While taking hormones in preparation for embryo transfer, the fertility clinic will take periodic blood tests and transvaginal ultrasounds to monitor how your body responds to the treatment. It is normal to have adjustments made to your protocol depending on your results. You will likely have the most doctor appointments during this period. And, yes, while it may feel like you are just in and out of offices for these few weeks, this is temporary. Once your uterine lining, called the endometrium, has thickened and is ready for embryo implantation, your transfer will be scheduled.
The most uncomfortable part? “Arriving to the procedure with a full bladder!” Buck laughed, noting that while it might make for a clearer ultrasound during the procedure, it is not the most comfortable state for the surrogate.
While there is no one-size-fits-all embryo transfer experience, Ennis says she likes to quote her mother in these situations: “Control the controllables!”
That means gestational carriers can prepare for the embryo transfer by contacting their clinic to ensure they know what to expect. “Every clinic does things slightly differently, and it’s essential to get all the instructions,” Ennis says, adding that, for example, some clinics allow partners to be present while others don’t.
Ennis also offers the following tips:
- Plan your transportation: Do you need a ride to and from the appointment? Do you have directions to the hotel/lodging (if applicable)?

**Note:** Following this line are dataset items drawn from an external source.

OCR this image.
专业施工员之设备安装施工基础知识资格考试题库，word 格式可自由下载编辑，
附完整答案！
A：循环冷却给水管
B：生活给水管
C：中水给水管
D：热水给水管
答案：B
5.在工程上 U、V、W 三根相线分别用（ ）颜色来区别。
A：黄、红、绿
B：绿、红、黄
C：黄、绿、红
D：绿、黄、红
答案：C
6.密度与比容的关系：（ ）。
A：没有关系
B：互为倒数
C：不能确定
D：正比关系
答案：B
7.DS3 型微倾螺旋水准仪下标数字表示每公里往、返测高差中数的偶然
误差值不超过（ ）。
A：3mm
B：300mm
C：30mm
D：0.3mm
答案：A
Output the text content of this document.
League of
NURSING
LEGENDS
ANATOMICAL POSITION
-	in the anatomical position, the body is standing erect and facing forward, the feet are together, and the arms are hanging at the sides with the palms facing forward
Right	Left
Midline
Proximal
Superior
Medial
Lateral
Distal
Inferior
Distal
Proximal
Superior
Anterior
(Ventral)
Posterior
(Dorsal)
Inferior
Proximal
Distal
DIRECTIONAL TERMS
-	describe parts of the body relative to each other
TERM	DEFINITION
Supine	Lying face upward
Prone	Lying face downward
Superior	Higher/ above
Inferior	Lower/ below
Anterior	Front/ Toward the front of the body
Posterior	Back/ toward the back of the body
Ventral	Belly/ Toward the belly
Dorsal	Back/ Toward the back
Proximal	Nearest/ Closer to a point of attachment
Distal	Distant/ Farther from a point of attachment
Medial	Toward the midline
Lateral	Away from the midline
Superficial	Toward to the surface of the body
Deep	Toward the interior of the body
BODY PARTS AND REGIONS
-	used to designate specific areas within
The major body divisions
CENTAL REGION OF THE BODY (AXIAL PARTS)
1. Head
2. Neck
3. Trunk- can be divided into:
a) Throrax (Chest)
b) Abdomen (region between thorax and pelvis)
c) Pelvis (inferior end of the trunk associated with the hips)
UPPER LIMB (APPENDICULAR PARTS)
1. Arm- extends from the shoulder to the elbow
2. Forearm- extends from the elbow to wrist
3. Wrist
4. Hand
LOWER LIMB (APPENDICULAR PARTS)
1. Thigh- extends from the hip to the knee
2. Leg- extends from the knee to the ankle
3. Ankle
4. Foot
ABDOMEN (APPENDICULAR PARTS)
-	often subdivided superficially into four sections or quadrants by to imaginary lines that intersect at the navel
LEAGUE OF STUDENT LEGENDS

- Consider snacks: It doesn’t hurt to have a few quick options in your bag (e.g., banana, trail mix, food bar). Also, consider treating yourself to dinner out afterward.
- Ask questions: Post-procedure is the time to ask what to expect, including rules around activity levels, medications to take, possible side effects, and when to call a doctor.
- Don’t over-research: Try to avoid Googling every symptom, which most often only serves to up the ante on your anxiety.
- Follow discharge instructions: This might seem like a no-brainer, but simply following your clinical team’s advice is the best measure you can take post-embryo transfer.
While the lead-up to embryo transfer can be detail-oriented, the procedure itself is fairly uncomplicated. The best you can do is follow instructions from your clinic and take steps beforehand to ensure a comfortable process.